O tempo para higiene pessoal e troca de uniforme feito na empresa e do deslocamento da residência para o trabalho em local de difícil acesso, mesmo quando a própria empresa fornece a condução, deixa de ser considerado tempo à disposição do empregador, não sendo mais computado como hora extra. O intervalo de 15 minutos antes da jornada extra das mulheres deixou de ser obrigatório. O intervalo para refeições poderá ser realizado em 30 minutos e se, por acaso, nem isso for respeitado, o patrão não terá que pagar a hora inteira como extra, mas apenas os minutos que faltaram. Os que trabalham em regime de 12 x 36 sequer terão direito a intervalo, pois poderá ser feito acordo individual prevendo a sua supressão mediante indenização.
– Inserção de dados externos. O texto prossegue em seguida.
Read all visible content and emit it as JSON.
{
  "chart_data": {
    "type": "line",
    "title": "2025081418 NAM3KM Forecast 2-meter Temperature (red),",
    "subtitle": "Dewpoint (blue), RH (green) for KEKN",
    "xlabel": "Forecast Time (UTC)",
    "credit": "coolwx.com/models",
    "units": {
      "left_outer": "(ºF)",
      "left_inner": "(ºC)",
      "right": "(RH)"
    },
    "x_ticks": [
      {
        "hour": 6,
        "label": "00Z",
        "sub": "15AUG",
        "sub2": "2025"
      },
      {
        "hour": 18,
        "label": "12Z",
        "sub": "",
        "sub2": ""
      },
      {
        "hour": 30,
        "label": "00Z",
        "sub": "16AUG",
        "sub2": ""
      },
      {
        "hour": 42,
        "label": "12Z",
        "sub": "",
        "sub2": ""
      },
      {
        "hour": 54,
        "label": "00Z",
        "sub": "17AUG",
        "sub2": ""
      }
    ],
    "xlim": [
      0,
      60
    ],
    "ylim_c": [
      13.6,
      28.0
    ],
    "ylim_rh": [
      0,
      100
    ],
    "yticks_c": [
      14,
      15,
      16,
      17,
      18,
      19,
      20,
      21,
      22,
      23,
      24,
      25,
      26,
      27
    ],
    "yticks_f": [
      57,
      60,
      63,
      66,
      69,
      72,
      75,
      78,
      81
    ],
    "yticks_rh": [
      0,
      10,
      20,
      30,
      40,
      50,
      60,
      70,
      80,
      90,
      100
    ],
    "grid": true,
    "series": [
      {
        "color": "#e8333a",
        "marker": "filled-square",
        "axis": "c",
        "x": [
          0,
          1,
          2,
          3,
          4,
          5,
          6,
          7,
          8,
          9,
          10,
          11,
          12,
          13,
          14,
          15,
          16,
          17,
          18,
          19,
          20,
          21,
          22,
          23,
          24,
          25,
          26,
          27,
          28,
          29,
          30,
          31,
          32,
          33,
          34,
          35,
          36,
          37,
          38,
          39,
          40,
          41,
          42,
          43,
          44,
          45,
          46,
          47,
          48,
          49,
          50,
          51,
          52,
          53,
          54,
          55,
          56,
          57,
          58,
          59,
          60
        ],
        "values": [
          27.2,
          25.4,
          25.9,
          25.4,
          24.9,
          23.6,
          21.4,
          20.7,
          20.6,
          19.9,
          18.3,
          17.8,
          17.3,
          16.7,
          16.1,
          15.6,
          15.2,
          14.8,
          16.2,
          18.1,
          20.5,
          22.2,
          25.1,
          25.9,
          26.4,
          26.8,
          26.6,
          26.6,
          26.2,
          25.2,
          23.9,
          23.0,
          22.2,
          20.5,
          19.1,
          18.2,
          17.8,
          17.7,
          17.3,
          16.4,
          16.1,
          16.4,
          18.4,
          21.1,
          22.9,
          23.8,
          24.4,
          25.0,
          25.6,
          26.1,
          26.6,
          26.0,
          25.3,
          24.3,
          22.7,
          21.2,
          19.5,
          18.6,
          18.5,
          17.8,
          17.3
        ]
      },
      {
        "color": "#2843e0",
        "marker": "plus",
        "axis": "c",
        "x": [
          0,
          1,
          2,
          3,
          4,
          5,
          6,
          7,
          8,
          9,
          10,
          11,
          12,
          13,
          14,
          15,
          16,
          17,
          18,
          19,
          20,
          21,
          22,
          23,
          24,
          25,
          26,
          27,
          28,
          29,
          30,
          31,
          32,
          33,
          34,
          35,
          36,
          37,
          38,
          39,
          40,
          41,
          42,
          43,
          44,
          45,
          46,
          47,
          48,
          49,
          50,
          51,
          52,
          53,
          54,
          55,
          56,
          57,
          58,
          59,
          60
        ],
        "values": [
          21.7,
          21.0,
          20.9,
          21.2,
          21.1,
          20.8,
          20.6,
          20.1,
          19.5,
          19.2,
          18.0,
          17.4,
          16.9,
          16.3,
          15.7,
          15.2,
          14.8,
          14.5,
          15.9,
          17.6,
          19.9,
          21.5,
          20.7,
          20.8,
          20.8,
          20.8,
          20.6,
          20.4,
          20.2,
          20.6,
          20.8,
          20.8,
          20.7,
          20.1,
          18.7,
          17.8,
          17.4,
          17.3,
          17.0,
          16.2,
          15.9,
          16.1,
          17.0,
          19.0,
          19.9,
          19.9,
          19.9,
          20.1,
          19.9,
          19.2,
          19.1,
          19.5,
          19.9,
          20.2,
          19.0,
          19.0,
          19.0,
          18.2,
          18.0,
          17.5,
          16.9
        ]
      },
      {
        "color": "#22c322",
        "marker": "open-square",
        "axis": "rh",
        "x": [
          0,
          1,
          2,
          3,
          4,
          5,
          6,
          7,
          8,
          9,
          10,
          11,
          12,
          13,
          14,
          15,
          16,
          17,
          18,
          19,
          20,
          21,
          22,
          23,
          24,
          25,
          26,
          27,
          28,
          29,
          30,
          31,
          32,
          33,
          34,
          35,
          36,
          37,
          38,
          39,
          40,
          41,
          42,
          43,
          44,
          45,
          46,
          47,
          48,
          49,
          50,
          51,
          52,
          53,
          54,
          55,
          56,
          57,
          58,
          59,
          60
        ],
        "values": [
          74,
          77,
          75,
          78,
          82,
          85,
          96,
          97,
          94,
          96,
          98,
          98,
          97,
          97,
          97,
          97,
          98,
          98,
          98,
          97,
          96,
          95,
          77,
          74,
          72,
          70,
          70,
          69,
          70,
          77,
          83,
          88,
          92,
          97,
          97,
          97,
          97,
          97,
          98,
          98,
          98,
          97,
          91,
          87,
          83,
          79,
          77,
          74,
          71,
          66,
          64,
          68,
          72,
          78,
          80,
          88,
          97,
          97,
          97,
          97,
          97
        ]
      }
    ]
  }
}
Regras sobre duração do trabalho e intervalo deixam de ser consideradas normas de saúde e segurança do trabalho e podem ser livremente pactuadas.

 

Percentagens, gratificações, diárias para viagens e abonos pagos pelo empregador não integrarão mais a remuneração; apenas gratificações legais e comissões. Se por exemplo, um trabalhador recebeu uma gratificação de função por 10 anos, ao retornar sem qualquer motivo ao cargo anterior, não terá direito à incorporação desse valor ao seu salário.

 

As férias podem ser divididas em 3 períodos. Ou seja, o patrão pode pegar aquele feriadão, emendar e considerar uns 5 ou seis dias como sendo  férias.

 

Tudo que se relacionar, entre outros, com jornada de trabalho, banco de horas, intervalos, plano de cargos, salários e funções, teletrabalho, regime de sobreaviso e trabalho intermitente, remuneração por produtividade, forma de registro de jornada, prêmios, participação nos lucros, poderá ser objeto de negociação com o sindicato com redução de direitos. O acordado valerá, ainda que haja lei regulamentando a matéria. É o chamado acordado sobre o legislado.

 

Até mesmo a adesão ao seguro desemprego; a troca do dia de feriado; a redução de salário; o enquadramento do grau de insalubridade e prorrogação de jornada em ambientes insalubres, sem licença prévia de autoridades; o serviço da gestante/lactante em local insalubre, poderá ser livremente acordado.

 

Para o trabalhador com curso superior e salário superior a R$ 11.062,00, tudo o que constar do contrato individual, quanto aos itens acima, se sobreporá ao disposto em lei, não sendo necessário acordo coletivo e intermediação do sindicato. Em seu contrato, já na admissão, poderá ser indicado um árbitro para solução de eventual conflito.

 

Poderá haver a contratação de “autônomo”, e não empregado, mesmo com exclusividade, com jornada fixa e subordinação, legalizando o que antes se considerava fraude.

 

A nova lei cria o trabalho intermitente, que pode ocorrer com períodos de trabalho e de inatividade. Neste caso fica à disposição do patrão, que pode convocá-lo para o serviço com pelo menos três dias de antecedência. O trabalhador tem um dia para responder ao chamado e se deixar de ir pagará ao patrão metade do que receberia. Após 12 meses desse tipo de contratação o empregado pode usufruir férias, porém sem remuneração.

 

A nova lei prevê termo de quitação anual no sindicato, através do qual, a cada ano, dá quitação de qualquer valor pendente, não podendo mais pleitear eventual diferença. A rescisão é feita na própria empresa, não precisa mais ser homologada no sindicato ou DRT.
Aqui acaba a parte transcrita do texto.